Friday, April 25, 2008

Visceral Reflexes



My parents are visiting from Los Angeles, CA. It's been great to see them, but no family visit is without its emotionally triggering moments.

Last night, Iron Skillet came home from work utterly depressed. She was crying in bed last night, lamenting the absence of meaning in her life. We stayed up late, trying to lighten the mood, realizing that we are both so strapped by our current lives.

This morning, I had an emotionally difficult conversation with my mom on the phone. My mom and dad are visiting Michigan for the week. I was supposed to have my family over for cocktails tomorrow evening, but had to cancel because I don't have time to play host.

My folks haven't been to my apartment very much and I was looking forward to having everyone over. I knew they were planning a return trip next month, after my exams. This morning, my mom told me they would be returning during my final exam week. DURING. Meaning: I'm totally useless. Can't relax around my family. Can't socialize. Can't host a cocktail party. They are leaving the day after my final exams.

Okay. I can roll. I've dealt with bigger blows. "Well, Lara," I asked myself, "what CAN I do?"


I can shore myself up. After hanging up with my mom (I was really only mildly upset), I sat down to watch a lecture on taste and smell. Because I CAN study! The lecture began. The first slide appeared: a diagram of the taste bud.

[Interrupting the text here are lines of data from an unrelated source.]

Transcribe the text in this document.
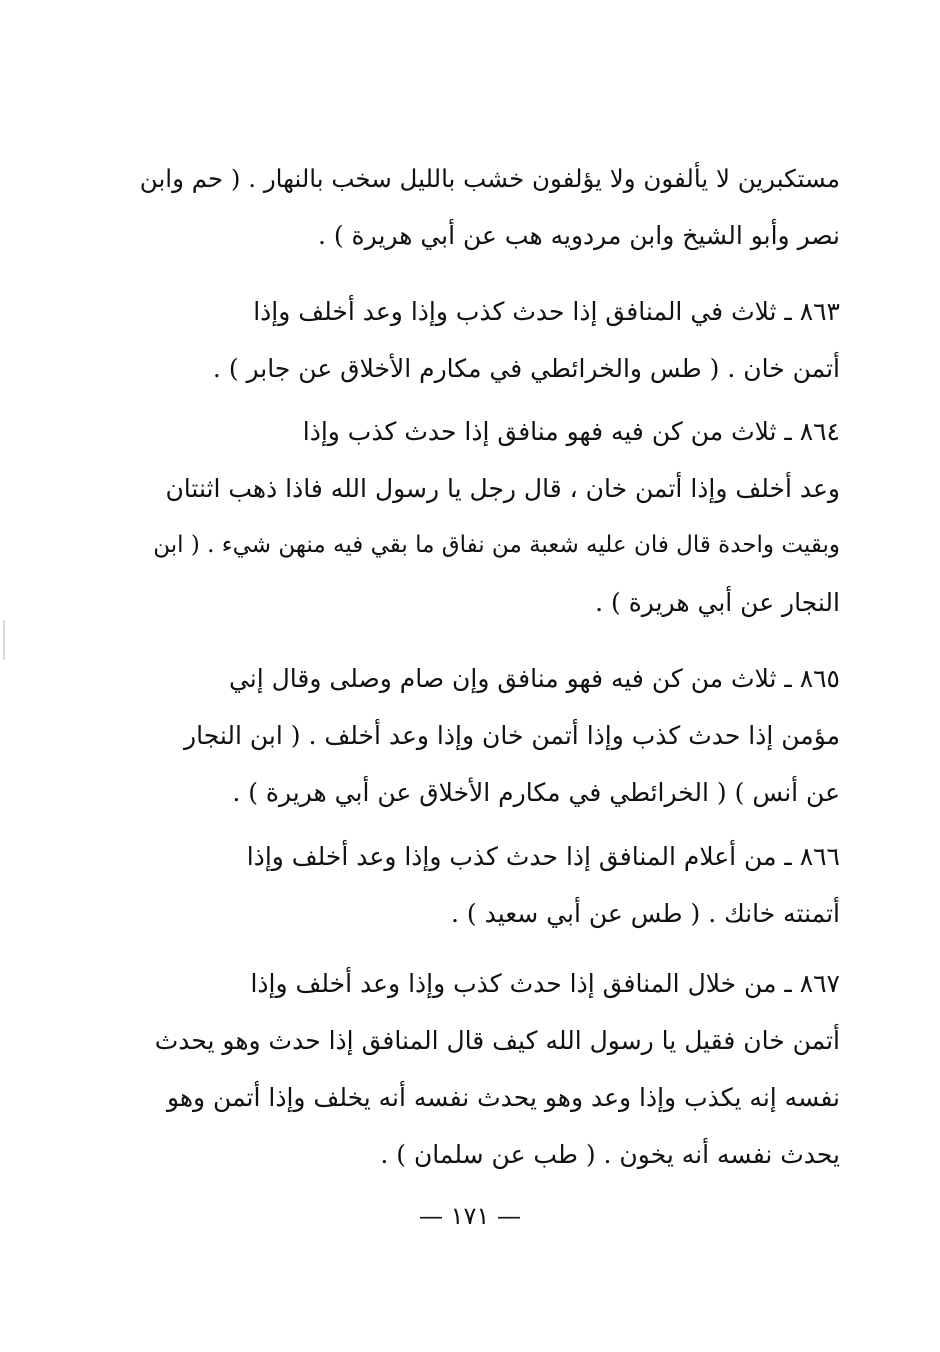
مستكبرين لا يألفون ولا يؤلفون خشب بالليل سخب بالنهار . ( حم وابن
نصر وأبو الشيخ وابن مردويه هب عن أبي هريرة ) .
٨٦٣ ـ ثلاث في المنافق إذا حدث كذب وإذا وعد أخلف وإذا
أتمن خان . ( طس والخرائطي في مكارم الأخلاق عن جابر ) .
٨٦٤ ـ ثلاث من كن فيه فهو منافق إذا حدث كذب وإذا
وعد أخلف وإذا أتمن خان ، قال رجل يا رسول الله فاذا ذهب اثنتان
وبقيت واحدة قال فان عليه شعبة من نفاق ما بقي فيه منهن شيء . ( ابن
النجار عن أبي هريرة ) .
٨٦٥ ـ ثلاث من كن فيه فهو منافق وإن صام وصلى وقال إني
مؤمن إذا حدث كذب وإذا أتمن خان وإذا وعد أخلف . ( ابن النجار
عن أنس ) ( الخرائطي في مكارم الأخلاق عن أبي هريرة ) .
٨٦٦ ـ من أعلام المنافق إذا حدث كذب وإذا وعد أخلف وإذا
أتمنته خانك . ( طس عن أبي سعيد ) .
٨٦٧ ـ من خلال المنافق إذا حدث كذب وإذا وعد أخلف وإذا
أتمن خان فقيل يا رسول الله كيف قال المنافق إذا حدث وهو يحدث
نفسه إنه يكذب وإذا وعد وهو يحدث نفسه أنه يخلف وإذا أتمن وهو
يحدث نفسه أنه يخون . ( طب عن سلمان ) .
— ١٧١ —
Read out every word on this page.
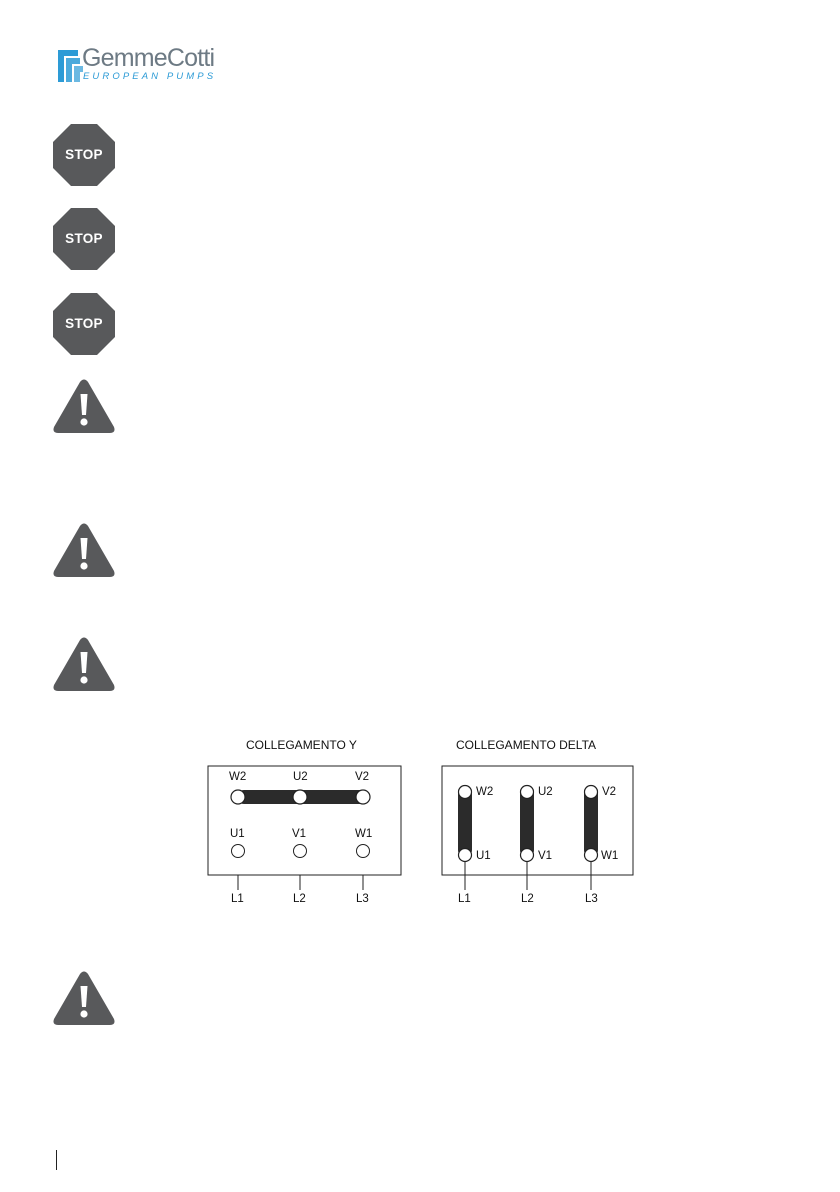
GemmeCotti
EUROPEAN PUMPS
STOP
STOP
STOP
COLLEGAMENTO Y
W2	U2	V2
U1	V1	W1
L1	L2	L3
COLLEGAMENTO DELTA
W2	U2	V2
U1	V1	W1
L1	L2	L3
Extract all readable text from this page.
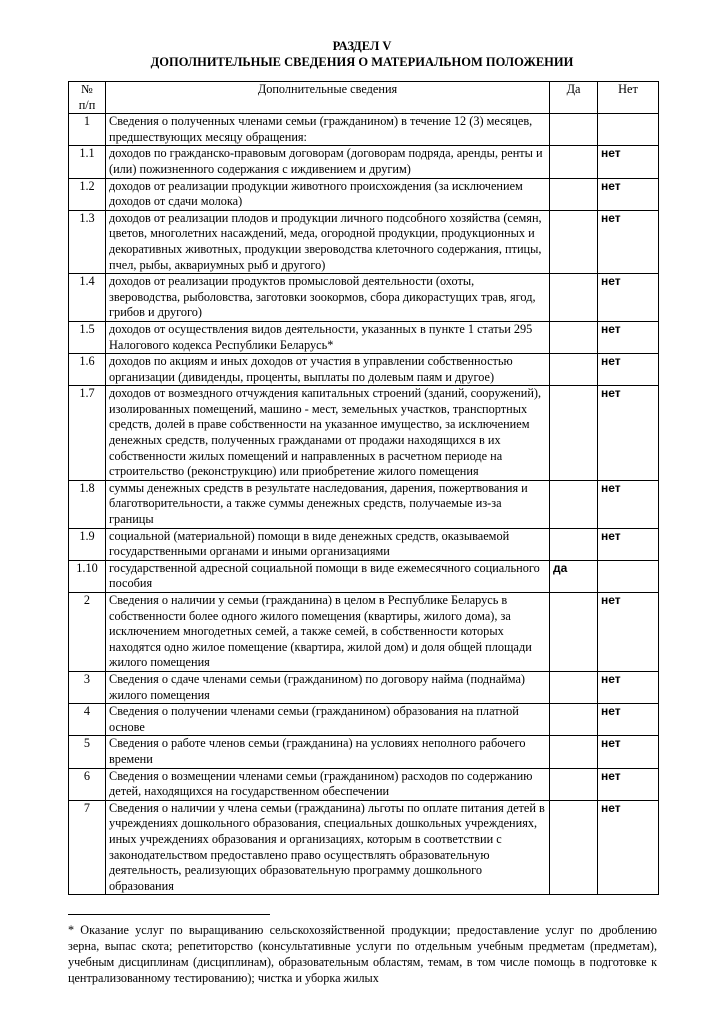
РАЗДЕЛ V
ДОПОЛНИТЕЛЬНЫЕ СВЕДЕНИЯ О МАТЕРИАЛЬНОМ ПОЛОЖЕНИИ
№
п/п	Дополнительные сведения	Да	Нет
1	Сведения о полученных членами семьи (гражданином) в течение 12 (3) месяцев, предшествующих месяцу обращения:		
1.1	доходов по гражданско-правовым договорам (договорам подряда, аренды, ренты и (или) пожизненного содержания с иждивением и другим)		нет
1.2	доходов от реализации продукции животного происхождения (за исключением доходов от сдачи молока)		нет
1.3	доходов от реализации плодов и продукции личного подсобного хозяйства (семян, цветов, многолетних насаждений, меда, огородной продукции, продукционных и декоративных животных, продукции звероводства клеточного содержания, птицы, пчел, рыбы, аквариумных рыб и другого)		нет
1.4	доходов от реализации продуктов промысловой деятельности (охоты, звероводства, рыболовства, заготовки зоокормов, сбора дикорастущих трав, ягод, грибов и другого)		нет
1.5	доходов от осуществления видов деятельности, указанных в пункте 1 статьи 295 Налогового кодекса Республики Беларусь*		нет
1.6	доходов по акциям и иных доходов от участия в управлении собственностью организации (дивиденды, проценты, выплаты по долевым паям и другое)		нет
1.7	доходов от возмездного отчуждения капитальных строений (зданий, сооружений), изолированных помещений, машино - мест, земельных участков, транспортных средств, долей в праве собственности на указанное имущество, за исключением денежных средств, полученных гражданами от продажи находящихся в их собственности жилых помещений и направленных в расчетном периоде на строительство (реконструкцию) или приобретение жилого помещения		нет
1.8	суммы денежных средств в результате наследования, дарения, пожертвования и благотворительности, а также суммы денежных средств, получаемые из-за границы		нет
1.9	социальной (материальной) помощи в виде денежных средств, оказываемой государственными органами и иными организациями		нет
1.10	государственной адресной социальной помощи в виде ежемесячного социального пособия	да	
2	Сведения о наличии у семьи (гражданина) в целом в Республике Беларусь в собственности более одного жилого помещения (квартиры, жилого дома), за исключением многодетных семей, а также семей, в собственности которых находятся одно жилое помещение (квартира, жилой дом) и доля общей площади жилого помещения		нет
3	Сведения о сдаче членами семьи (гражданином) по договору найма (поднайма) жилого помещения		нет
4	Сведения о получении членами семьи (гражданином) образования на платной основе		нет
5	Сведения о работе членов семьи (гражданина) на условиях неполного рабочего времени		нет
6	Сведения о возмещении членами семьи (гражданином) расходов по содержанию детей, находящихся на государственном обеспечении		нет
7	Сведения о наличии у члена семьи (гражданина) льготы по оплате питания детей в учреждениях дошкольного образования, специальных дошкольных учреждениях, иных учреждениях образования и организациях, которым в соответствии с законодательством предоставлено право осуществлять образовательную деятельность, реализующих образовательную программу дошкольного образования		нет
* Оказание услуг по выращиванию сельскохозяйственной продукции; предоставление услуг по дроблению зерна, выпас скота; репетиторство (консультативные услуги по отдельным учебным предметам (предметам), учебным дисциплинам (дисциплинам), образовательным областям, темам, в том числе помощь в подготовке к централизованному тестированию); чистка и уборка жилых
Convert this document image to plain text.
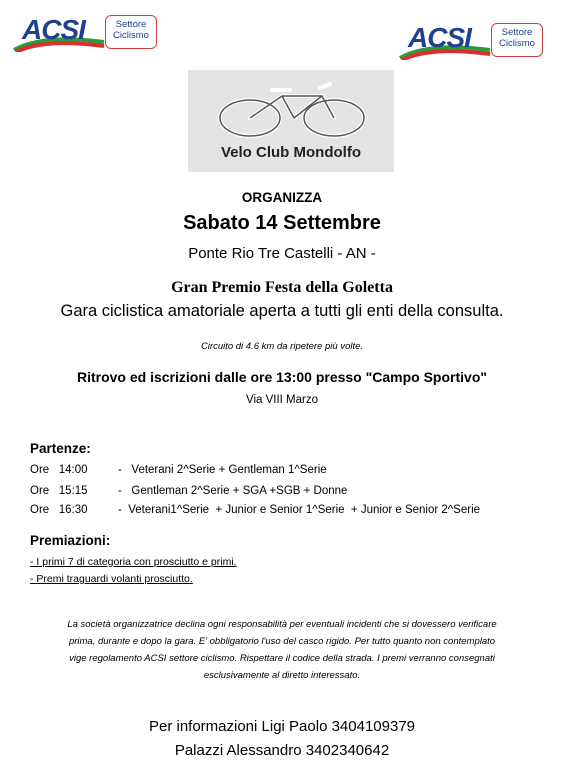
ACSI	Settore
Ciclismo	ACSI	Settore
Ciclismo
Velo Club Mondolfo
ORGANIZZA
Sabato 14 Settembre
Ponte Rio Tre Castelli - AN -
Gran Premio Festa della Goletta
Gara ciclistica amatoriale aperta a tutti gli enti della consulta.
Circuito di 4.6 km da ripetere più volte.
Ritrovo ed iscrizioni dalle ore 13:00 presso "Campo Sportivo"
Via VIII Marzo
Partenze:
Ore   14:00	-   Veterani 2^Serie + Gentleman 1^Serie
Ore   15:15	-   Gentleman 2^Serie + SGA +SGB + Donne
Ore   16:30	-  Veterani1^Serie  + Junior e Senior 1^Serie  + Junior e Senior 2^Serie
Premiazioni:
- I primi 7 di categoria con prosciutto e primi.
- Premi traguardi volanti prosciutto.
La società organizzatrice declina ogni responsabilità per eventuali incidenti che si dovessero verificare prima, durante e dopo la gara. E' obbligatorio l'uso del casco rigido. Per tutto quanto non contemplato vige regolamento ACSI settore ciclismo. Rispettare il codice della strada. I premi verranno consegnati esclusivamente al diretto interessato.
Per informazioni Ligi Paolo 3404109379
Palazzi Alessandro 3402340642
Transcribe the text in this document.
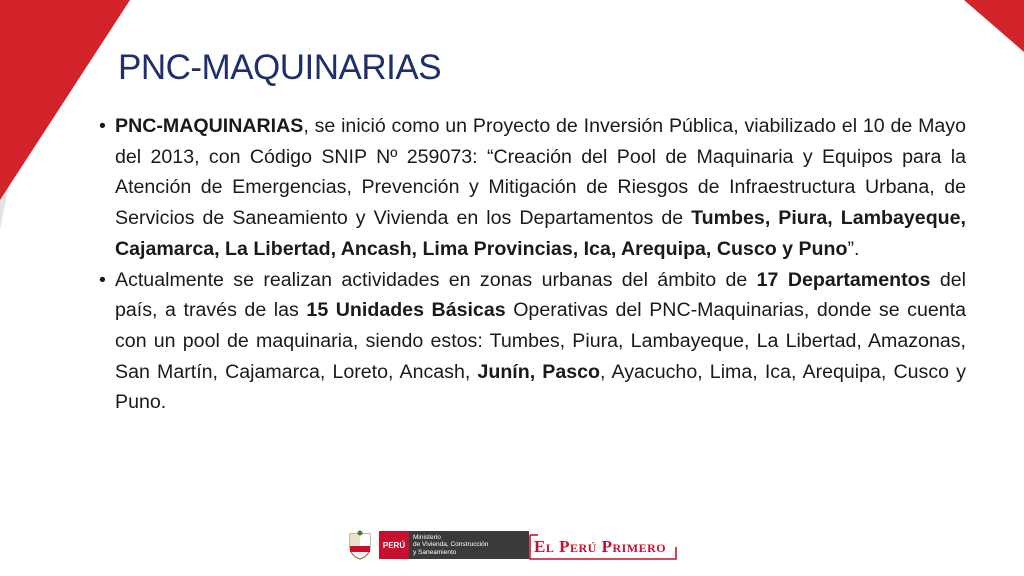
PNC-MAQUINARIAS

• PNC-MAQUINARIAS, se inició como un Proyecto de Inversión Pública, viabilizado el 10 de Mayo del 2013, con Código SNIP Nº 259073: “Creación del Pool de Maquinaria y Equipos para la Atención de Emergencias, Prevención y Mitigación de Riesgos de Infraestructura Urbana, de Servicios de Saneamiento y Vivienda en los Departamentos de Tumbes, Piura, Lambayeque, Cajamarca, La Libertad, Ancash, Lima Provincias, Ica, Arequipa, Cusco y Puno”.

• Actualmente se realizan actividades en zonas urbanas del ámbito de 17 Departamentos del país, a través de las 15 Unidades Básicas Operativas del PNC-Maquinarias, donde se cuenta con un pool de maquinaria, siendo estos: Tumbes, Piura, Lambayeque, La Libertad, Amazonas, San Martín, Cajamarca, Loreto, Ancash, Junín, Pasco, Ayacucho, Lima, Ica, Arequipa, Cusco y Puno.

PERÚ
Ministerio
de Vivienda, Construcción
y Saneamiento	El Perú Primero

I tried so hard to concentrate. But listening to the professor go on about the minutia of taste buds, it felt so unimportant. I stared at the screen and started to cry. Studying while emotional is like driving drunk. You might think you're fine, but you're actually heading straight into oncoming traffic.


"Don't let it get to you," I kept telling myself. "Focusfocusfocus." I have a bad cold. I feel so disappointed. I had nothing to grasp onto but taste buds. TASTE BUDS. It got to me.

Because I'm human, not a machine. Because I can only memorize so many bodiless facts before I start to feel like a hollow shell of a student. Because school can often feel more like hazing than like education.